Pre-Election Preparations

Information to help you plan for voting:
• Start by reading the website It will give you a general overview as well as specific information about various aspects of voting in this year’s election.
• Oct. 5 — Mail-in ballots go out to voters.
• Oct. 19 — Last day to register to vote. (You can cast a conditional ballot through Election Day).
• Mid-October — Voting center booklet is sent, listing all voting locations and hours.
• Mid-October — Postcards listing four poll locations near you are sent.
• Ten days prior to Election Day — Certain poll centers open for voting 10 a.m.-7 p.m.
• Oct. 29 — All poll centers open for early voting 10 a.m.-7 p.m.

Election Day

• All mail-in ballots must be postmarked by Election Day.
• Be sure to sign (legibly) and date the mail-in ballot.

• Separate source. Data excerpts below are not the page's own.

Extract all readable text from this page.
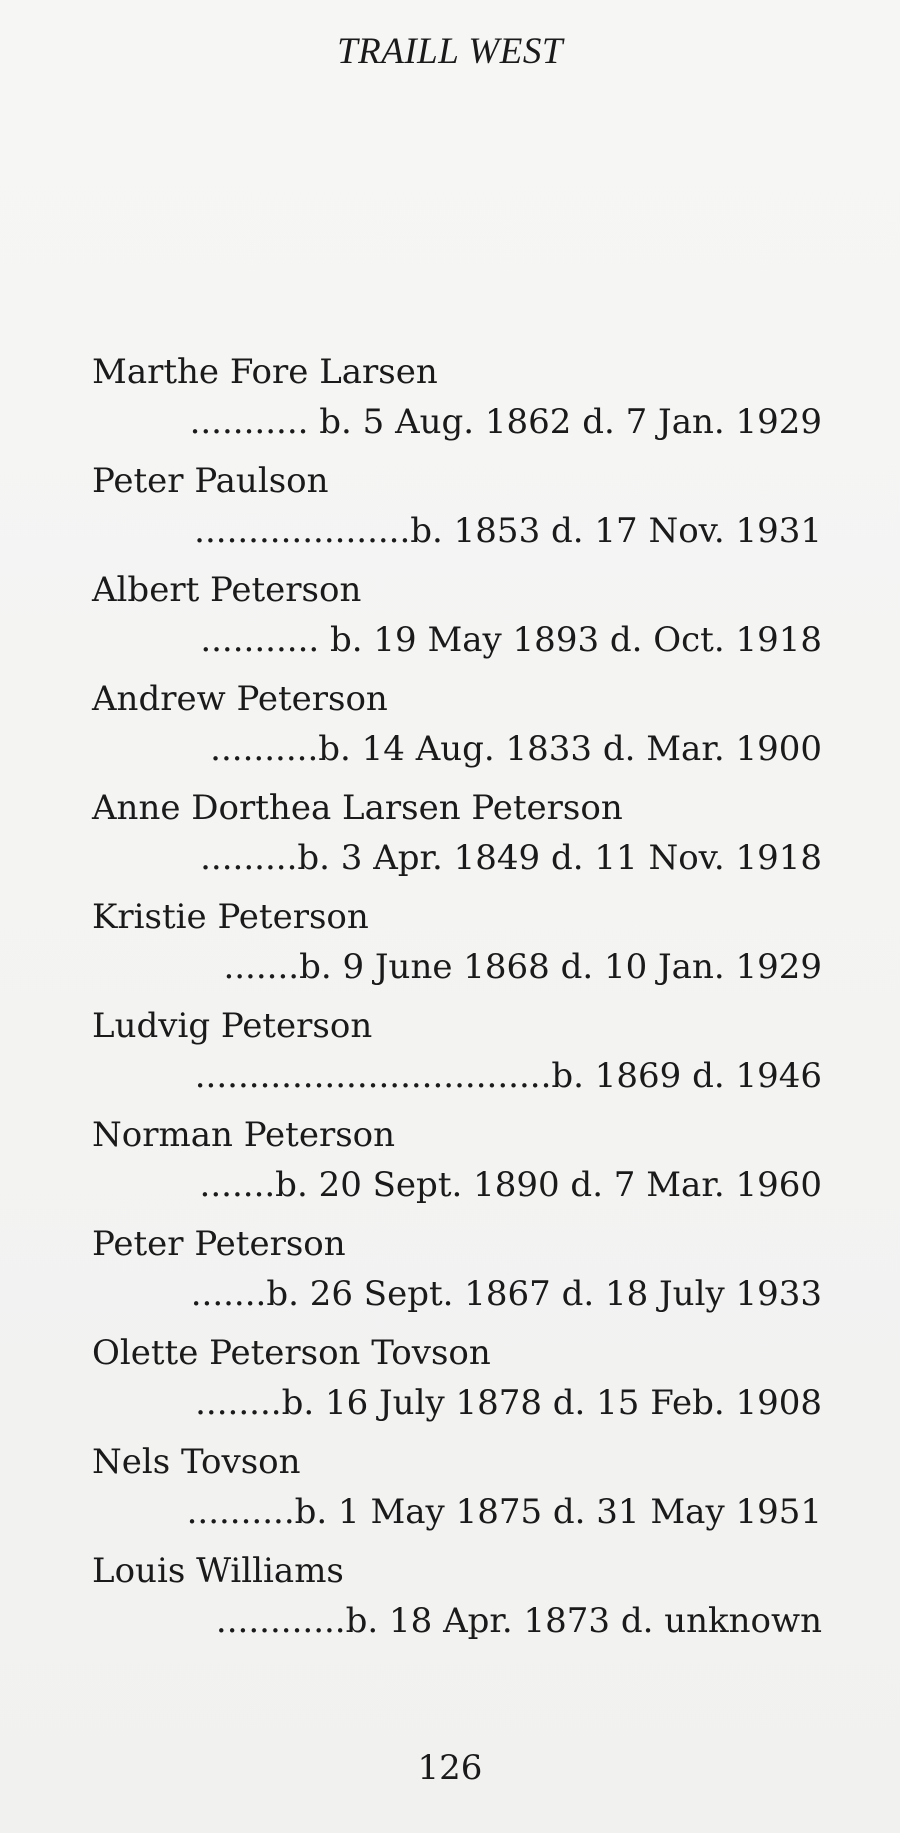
TRAILL WEST
Marthe Fore Larsen
........... b. 5 Aug. 1862 d. 7 Jan. 1929
Peter Paulson
....................b. 1853 d. 17 Nov. 1931
Albert Peterson
........... b. 19 May 1893 d. Oct. 1918
Andrew Peterson
..........b. 14 Aug. 1833 d. Mar. 1900
Anne Dorthea Larsen Peterson
.........b. 3 Apr. 1849 d. 11 Nov. 1918
Kristie Peterson
.......b. 9 June 1868 d. 10 Jan. 1929
Ludvig Peterson
.................................b. 1869 d. 1946
Norman Peterson
.......b. 20 Sept. 1890 d. 7 Mar. 1960
Peter Peterson
.......b. 26 Sept. 1867 d. 18 July 1933
Olette Peterson Tovson
........b. 16 July 1878 d. 15 Feb. 1908
Nels Tovson
..........b. 1 May 1875 d. 31 May 1951
Louis Williams
............b. 18 Apr. 1873 d. unknown
126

The ballots can also be returned to voting centers around the county (to be announced about 30 days before election) and/or ballot box locations (TBA).

Voting in Person

• Hours on Election Day: 7 a.m.-8 p.m.
• Look at and print online sample ballot (suggested for your use).
• Print poll pass to be scanned into voting machine.
• Wear face coverings and gloves. They will be provided if needed.
• All voting machines will be cleaned after each use.
Conditional voting (the person has not previously registered).
• Voters fill out conditional voting form and then vote.
• Once the voting form is verified, ballot is counted.